El hechizo de París derribó cientos de edificios. Porfirio Díaz y sus socios no sólo vieron en los terrenos de la ciudad un gran negocio sino un emblema del futuro. Según el sueño porfiriano, el destino de nuestras calles era París y la muy pequeña Ciudad de México, repleta de callejones laberínticos y palacios coloniales impedían ese desarrollo.

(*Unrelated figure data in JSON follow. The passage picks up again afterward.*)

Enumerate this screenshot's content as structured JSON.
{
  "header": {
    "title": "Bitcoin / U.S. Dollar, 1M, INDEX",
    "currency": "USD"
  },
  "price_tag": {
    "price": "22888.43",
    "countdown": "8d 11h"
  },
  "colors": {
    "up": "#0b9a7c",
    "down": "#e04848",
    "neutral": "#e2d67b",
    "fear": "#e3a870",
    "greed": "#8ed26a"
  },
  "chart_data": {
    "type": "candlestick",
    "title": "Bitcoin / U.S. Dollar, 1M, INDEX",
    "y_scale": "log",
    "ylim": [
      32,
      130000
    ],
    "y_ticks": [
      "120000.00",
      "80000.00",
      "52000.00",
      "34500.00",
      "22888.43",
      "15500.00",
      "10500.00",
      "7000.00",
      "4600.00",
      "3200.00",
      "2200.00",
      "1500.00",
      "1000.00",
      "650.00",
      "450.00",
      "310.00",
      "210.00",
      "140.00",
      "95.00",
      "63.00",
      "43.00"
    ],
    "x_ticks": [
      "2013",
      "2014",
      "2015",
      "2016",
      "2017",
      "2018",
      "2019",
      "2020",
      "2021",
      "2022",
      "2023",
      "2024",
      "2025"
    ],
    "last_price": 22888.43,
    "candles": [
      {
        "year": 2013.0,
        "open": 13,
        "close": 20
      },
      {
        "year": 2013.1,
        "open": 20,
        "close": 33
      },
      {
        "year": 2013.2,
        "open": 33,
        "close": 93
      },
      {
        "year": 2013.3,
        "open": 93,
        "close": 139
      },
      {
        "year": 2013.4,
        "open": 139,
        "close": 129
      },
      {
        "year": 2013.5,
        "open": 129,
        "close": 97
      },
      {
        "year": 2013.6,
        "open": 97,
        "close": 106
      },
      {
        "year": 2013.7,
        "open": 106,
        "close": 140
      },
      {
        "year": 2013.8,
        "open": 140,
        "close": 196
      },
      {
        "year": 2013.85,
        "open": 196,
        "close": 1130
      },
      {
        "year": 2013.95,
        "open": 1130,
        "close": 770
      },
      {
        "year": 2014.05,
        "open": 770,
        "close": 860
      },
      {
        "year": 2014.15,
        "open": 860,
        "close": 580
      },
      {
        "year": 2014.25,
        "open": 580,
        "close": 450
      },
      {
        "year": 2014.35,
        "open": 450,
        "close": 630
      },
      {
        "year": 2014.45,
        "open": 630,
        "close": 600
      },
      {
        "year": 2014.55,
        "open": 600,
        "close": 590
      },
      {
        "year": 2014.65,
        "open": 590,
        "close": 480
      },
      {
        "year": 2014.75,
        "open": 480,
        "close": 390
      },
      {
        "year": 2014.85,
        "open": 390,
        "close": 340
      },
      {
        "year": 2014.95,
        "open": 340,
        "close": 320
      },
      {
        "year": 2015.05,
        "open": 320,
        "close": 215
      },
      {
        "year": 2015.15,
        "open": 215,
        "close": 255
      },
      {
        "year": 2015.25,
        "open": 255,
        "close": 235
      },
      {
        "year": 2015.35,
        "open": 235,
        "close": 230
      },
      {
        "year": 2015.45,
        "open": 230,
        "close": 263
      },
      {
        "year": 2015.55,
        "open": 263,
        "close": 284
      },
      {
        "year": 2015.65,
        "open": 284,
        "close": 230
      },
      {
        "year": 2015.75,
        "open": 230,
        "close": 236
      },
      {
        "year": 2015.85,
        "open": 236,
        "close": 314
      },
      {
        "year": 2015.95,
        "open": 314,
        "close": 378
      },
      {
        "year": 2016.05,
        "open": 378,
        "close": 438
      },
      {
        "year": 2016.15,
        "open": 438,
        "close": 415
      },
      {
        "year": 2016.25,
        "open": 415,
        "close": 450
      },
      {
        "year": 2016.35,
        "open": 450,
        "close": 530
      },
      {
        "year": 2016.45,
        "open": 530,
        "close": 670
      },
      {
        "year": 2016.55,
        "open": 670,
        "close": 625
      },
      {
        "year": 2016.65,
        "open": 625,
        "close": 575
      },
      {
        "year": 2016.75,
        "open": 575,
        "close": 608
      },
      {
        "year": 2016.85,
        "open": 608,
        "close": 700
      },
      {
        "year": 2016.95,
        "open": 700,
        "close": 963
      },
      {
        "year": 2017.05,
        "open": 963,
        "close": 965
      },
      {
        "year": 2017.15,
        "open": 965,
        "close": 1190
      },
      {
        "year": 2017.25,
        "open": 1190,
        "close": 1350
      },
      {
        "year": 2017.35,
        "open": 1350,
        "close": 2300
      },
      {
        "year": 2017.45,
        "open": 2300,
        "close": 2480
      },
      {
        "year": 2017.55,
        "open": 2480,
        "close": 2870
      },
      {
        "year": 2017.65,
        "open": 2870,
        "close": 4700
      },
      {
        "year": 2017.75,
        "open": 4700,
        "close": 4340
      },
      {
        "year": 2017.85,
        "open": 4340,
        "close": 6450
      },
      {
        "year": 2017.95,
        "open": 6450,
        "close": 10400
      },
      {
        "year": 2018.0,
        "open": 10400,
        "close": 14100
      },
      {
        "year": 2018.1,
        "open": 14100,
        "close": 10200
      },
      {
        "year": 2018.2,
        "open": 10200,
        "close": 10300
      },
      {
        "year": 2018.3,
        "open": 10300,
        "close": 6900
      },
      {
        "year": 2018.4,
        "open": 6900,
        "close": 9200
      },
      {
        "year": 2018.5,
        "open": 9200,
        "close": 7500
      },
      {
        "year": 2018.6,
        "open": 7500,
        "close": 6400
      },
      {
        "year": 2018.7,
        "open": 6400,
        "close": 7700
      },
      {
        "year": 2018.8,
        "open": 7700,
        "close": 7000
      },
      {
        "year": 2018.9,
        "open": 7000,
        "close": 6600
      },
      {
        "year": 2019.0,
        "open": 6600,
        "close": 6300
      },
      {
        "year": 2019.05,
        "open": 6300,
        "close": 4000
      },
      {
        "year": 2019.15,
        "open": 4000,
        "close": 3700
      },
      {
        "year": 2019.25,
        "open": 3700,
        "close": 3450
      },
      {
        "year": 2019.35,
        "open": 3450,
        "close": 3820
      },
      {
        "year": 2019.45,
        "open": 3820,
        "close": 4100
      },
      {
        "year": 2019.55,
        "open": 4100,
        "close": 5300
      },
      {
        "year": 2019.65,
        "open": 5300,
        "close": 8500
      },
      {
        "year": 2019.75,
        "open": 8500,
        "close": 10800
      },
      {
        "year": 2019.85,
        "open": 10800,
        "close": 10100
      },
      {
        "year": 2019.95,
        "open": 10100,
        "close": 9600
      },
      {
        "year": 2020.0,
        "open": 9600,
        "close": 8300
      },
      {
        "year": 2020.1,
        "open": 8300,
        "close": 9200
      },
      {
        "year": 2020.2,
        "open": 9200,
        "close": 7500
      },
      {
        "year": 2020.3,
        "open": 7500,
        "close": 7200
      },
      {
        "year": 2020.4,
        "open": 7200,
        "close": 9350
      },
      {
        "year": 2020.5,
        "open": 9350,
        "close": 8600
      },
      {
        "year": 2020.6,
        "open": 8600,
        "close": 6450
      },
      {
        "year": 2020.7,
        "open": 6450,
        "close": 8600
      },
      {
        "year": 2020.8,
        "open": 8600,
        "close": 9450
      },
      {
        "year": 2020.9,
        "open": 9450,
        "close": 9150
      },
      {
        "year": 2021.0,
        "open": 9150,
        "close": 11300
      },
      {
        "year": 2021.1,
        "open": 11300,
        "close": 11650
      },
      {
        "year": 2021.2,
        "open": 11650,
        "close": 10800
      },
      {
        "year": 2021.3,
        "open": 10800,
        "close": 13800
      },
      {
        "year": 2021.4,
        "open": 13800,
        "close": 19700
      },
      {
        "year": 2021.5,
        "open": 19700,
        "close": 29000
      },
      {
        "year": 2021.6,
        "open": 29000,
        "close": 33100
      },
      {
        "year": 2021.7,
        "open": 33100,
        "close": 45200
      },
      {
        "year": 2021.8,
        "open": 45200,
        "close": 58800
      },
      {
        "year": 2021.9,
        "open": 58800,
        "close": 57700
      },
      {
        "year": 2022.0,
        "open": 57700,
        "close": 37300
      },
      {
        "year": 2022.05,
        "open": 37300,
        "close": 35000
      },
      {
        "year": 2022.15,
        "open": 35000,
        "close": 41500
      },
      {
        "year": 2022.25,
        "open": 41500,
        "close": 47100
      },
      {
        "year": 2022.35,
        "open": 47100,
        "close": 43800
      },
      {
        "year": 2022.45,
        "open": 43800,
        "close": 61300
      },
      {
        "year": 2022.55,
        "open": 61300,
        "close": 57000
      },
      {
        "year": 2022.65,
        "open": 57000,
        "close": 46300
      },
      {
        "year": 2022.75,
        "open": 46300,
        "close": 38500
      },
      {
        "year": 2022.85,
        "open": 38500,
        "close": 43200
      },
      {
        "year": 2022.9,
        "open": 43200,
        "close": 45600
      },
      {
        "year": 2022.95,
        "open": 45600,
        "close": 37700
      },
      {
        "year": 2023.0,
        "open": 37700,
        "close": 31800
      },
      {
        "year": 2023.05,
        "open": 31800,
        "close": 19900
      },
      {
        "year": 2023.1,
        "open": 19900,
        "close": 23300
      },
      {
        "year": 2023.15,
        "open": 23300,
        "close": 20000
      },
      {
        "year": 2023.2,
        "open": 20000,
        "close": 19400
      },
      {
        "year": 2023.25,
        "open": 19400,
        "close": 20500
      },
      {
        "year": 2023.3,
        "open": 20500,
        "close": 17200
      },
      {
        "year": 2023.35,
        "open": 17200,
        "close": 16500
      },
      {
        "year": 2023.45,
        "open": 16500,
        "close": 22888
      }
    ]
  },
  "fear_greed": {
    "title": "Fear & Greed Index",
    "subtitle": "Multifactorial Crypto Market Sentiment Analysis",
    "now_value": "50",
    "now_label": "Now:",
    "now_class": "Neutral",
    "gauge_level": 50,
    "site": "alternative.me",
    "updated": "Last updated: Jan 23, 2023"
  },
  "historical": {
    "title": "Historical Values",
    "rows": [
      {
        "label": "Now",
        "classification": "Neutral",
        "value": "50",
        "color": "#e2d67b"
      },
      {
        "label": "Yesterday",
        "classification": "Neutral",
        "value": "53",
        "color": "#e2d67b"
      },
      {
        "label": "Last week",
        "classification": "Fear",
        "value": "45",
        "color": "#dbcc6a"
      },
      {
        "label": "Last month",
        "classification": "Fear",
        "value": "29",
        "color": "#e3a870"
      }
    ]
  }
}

Todo gran proyecto urbano oculta fortunas inmensas. Esta puede ser una de las razones que esgrimieron los arquitectos porfirianos para derribar el Teatro Nacional: no existen ciudades modernas sin grandes avenidas. Los franceses le llamaron “embellecimiento estratégico”, llevado a cabo por el Barón Haussmann en el París del siglo XIX, el hombre a quien Napoleón encargó las grandes reformas de la ciudad de París.

La idea de una nueva ciudad se abrió camino en la calle de Vergara, Betlemitas y el Callejón de la Condesa, a la altura de Bolívar. Una mañana de aquel año, quienes caminaban por Cinco de Mayo no volvieron a ver el Teatro Nacional sino el cielo abierto y bajo los terrenos del convento de Santa Isabel, delante del Mirador de la Alameda. En ese espacio se construyó el nuevo Teatro Nacional, Bellas Artes.

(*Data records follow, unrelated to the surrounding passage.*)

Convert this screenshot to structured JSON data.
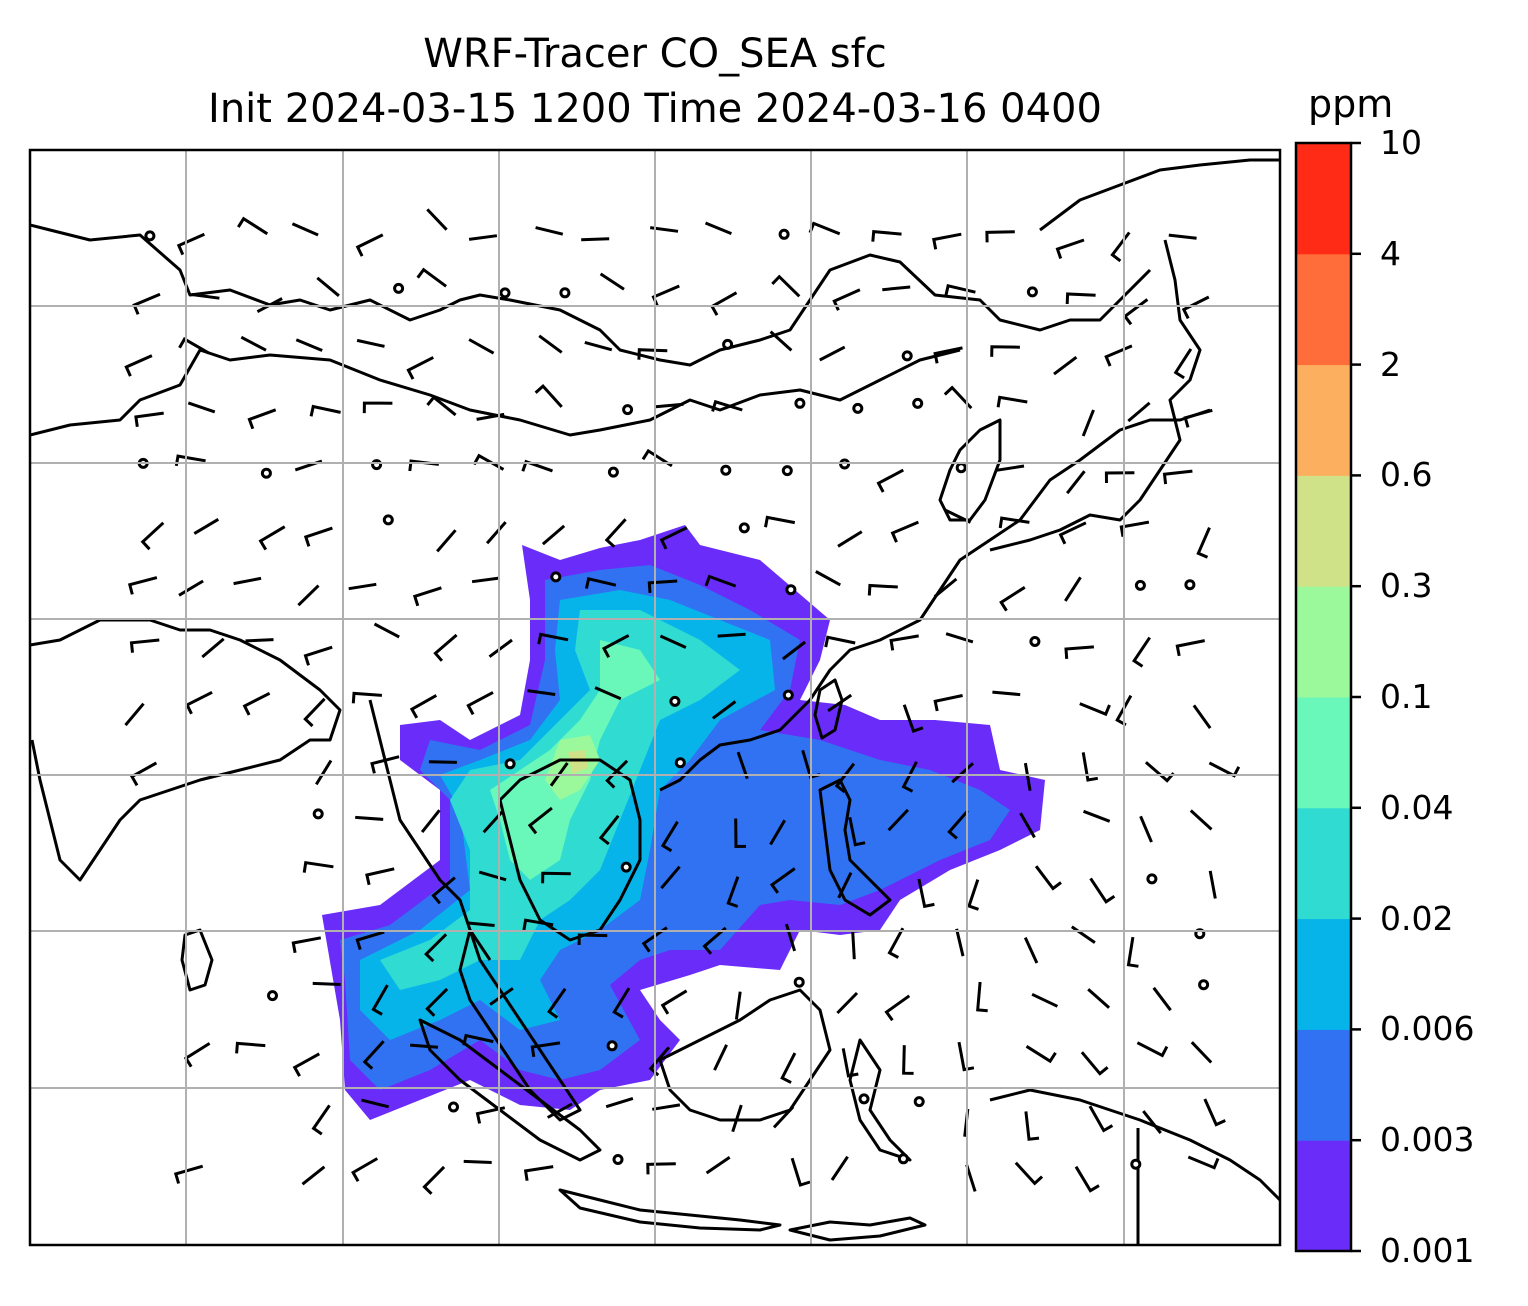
{
  "title": {
    "line1": "WRF-Tracer CO_SEA sfc",
    "line2": "Init 2024-03-15 1200 Time 2024-03-16 0400"
  },
  "colorbar": {
    "unit": "ppm",
    "levels": [
      "0.001",
      "0.003",
      "0.006",
      "0.02",
      "0.04",
      "0.1",
      "0.3",
      "0.6",
      "2",
      "4",
      "10"
    ],
    "colors": [
      "#6a2cf9",
      "#3172f2",
      "#07b4ea",
      "#30dcd2",
      "#69f8b9",
      "#9cf99b",
      "#cfe287",
      "#fcb05f",
      "#ff6d3a",
      "#ff2b16"
    ]
  },
  "map": {
    "gridline_color": "#b0b0b0",
    "coastline_color": "#000000",
    "wind_barbs": true,
    "gridlines": true
  }
}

Haussmann se llamaba a sí mismo “Artista Demoledor”: destruyó el París viejo y construyó el nuevo. La demolición del viejo Teatro Nacional construido en 1842 marca en la Ciudad de México el fin de la vieja ciudad colonial que Díaz llevaba años derribando calle a calle y piedra sobre piedra para darle lugar al sueño inacabado de la nueva Ciudad de México que aún no ha desaparecido del todo.

“El ideal urbanístico de Haussmann”, escribió Walter Benjamin “eran las vistas en perspectiva a través de largas series de calles. La verdadera finalidad de los trabajos haussmannianos era asegurar la ciudad contra la guerra civil. Quería imposibilitar cualquier levantamiento de barricadas en París (…) El ancho de las calles volvería imposible ese instrumento de la rebelión”. Por estas razones, los contemporáneos de Haussmann bautizaron la empresa como “l’embellissement strategique”.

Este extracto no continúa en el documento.